Killing himself, the citizens of Ban Me Thuot, or even his comrades troubled Le Van Reung very little. However, such an event in
volving ten Viet Cong soldiers would clearly reveal that his unit had begun infiltrating the city for an imminent attack. It would immediately trigger South Vietnamese redeployment of forces to the Ban Me Thuot garrison. Such an action could prove a disastrous blow to the entire NVA and VC division’s objective. More importantly, initial victory in Ban Me Thuot held vital importance for the overall Communist strategy. It provided them the momentum to roll the great campaign forward. It also held untold psychological value.

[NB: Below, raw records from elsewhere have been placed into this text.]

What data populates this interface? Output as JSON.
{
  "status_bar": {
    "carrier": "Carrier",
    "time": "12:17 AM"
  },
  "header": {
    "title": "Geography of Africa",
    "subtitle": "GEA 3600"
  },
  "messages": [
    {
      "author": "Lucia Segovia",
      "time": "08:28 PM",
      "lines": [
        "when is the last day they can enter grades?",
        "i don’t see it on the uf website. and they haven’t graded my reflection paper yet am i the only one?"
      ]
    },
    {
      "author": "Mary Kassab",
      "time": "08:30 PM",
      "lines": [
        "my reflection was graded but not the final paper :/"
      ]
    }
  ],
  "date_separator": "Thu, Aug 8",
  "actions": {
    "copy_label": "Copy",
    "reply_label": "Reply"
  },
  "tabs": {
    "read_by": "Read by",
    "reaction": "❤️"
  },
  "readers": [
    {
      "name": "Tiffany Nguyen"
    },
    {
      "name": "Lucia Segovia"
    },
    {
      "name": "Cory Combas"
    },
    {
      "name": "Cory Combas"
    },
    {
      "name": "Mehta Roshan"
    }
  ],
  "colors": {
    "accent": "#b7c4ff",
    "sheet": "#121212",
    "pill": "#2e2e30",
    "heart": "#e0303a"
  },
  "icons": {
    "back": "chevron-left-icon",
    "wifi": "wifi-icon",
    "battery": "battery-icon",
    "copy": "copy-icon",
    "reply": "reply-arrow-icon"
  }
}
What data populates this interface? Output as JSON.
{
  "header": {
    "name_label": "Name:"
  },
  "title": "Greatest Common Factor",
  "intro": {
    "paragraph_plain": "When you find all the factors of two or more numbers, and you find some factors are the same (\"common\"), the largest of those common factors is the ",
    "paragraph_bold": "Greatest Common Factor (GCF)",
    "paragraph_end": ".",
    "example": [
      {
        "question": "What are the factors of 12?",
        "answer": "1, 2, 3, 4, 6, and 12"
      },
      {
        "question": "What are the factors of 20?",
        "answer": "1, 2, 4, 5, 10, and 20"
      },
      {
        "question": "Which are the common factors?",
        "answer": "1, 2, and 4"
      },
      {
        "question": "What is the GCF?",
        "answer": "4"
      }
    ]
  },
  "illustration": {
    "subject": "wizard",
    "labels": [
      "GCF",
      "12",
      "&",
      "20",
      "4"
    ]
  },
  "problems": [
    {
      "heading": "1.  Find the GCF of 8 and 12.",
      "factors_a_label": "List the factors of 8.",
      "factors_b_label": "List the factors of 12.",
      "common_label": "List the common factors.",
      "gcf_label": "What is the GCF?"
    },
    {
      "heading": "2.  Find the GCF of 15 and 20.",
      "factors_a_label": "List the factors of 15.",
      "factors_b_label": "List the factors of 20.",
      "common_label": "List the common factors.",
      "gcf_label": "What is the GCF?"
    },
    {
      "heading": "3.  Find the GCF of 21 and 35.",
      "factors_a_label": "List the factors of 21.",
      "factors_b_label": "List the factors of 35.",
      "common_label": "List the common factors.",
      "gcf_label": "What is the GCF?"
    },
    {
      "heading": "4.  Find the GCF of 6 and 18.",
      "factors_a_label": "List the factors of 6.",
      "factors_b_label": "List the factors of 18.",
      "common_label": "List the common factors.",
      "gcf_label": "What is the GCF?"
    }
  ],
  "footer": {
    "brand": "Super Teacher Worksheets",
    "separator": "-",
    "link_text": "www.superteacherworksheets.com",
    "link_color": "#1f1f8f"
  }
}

Although a poor peasant warrior, the thin little man possessed much more intelligence than his simple appearance revealed. As a seasoned, small-unit leader, he deeply appreciated the significance of the role that his men played in this historic moment. Thus sweat poured from Le Van Reung. His stomach churned and knotted with each step and bump.
Already, since he had guided his cart into the town of Ban Me Thuot and entered its busy main street, several well-meaning people had offered to help the wiry, bantam-sized fellow with his load. One person even gave him water.
After turning away several good Samaritans, a pair of young South Vietnamese soldiers dashed behind the two-wheeled wagon and started pushing. Reung began to shout at them and tell them that their assistance caused him more discomfort than ease. So they trotted around to the front of the cart, grabbed the U-shaped handlebar, and began pulling alongside the weathered and salt-stained Viet Cong guerilla.
A block before they reached the traffic circle, the two lads patted Reung on his tired shoulders, calling him grandpa, bid him farewell with his heavy load, and departed, jogging through the open gate of a small military compound on the left side of the roadway. A row of dark green jeeps with white stripes and black lettering painted below their windshields sat parked in front of the four-story, square-looking, metal-and-glass building, the local military police station.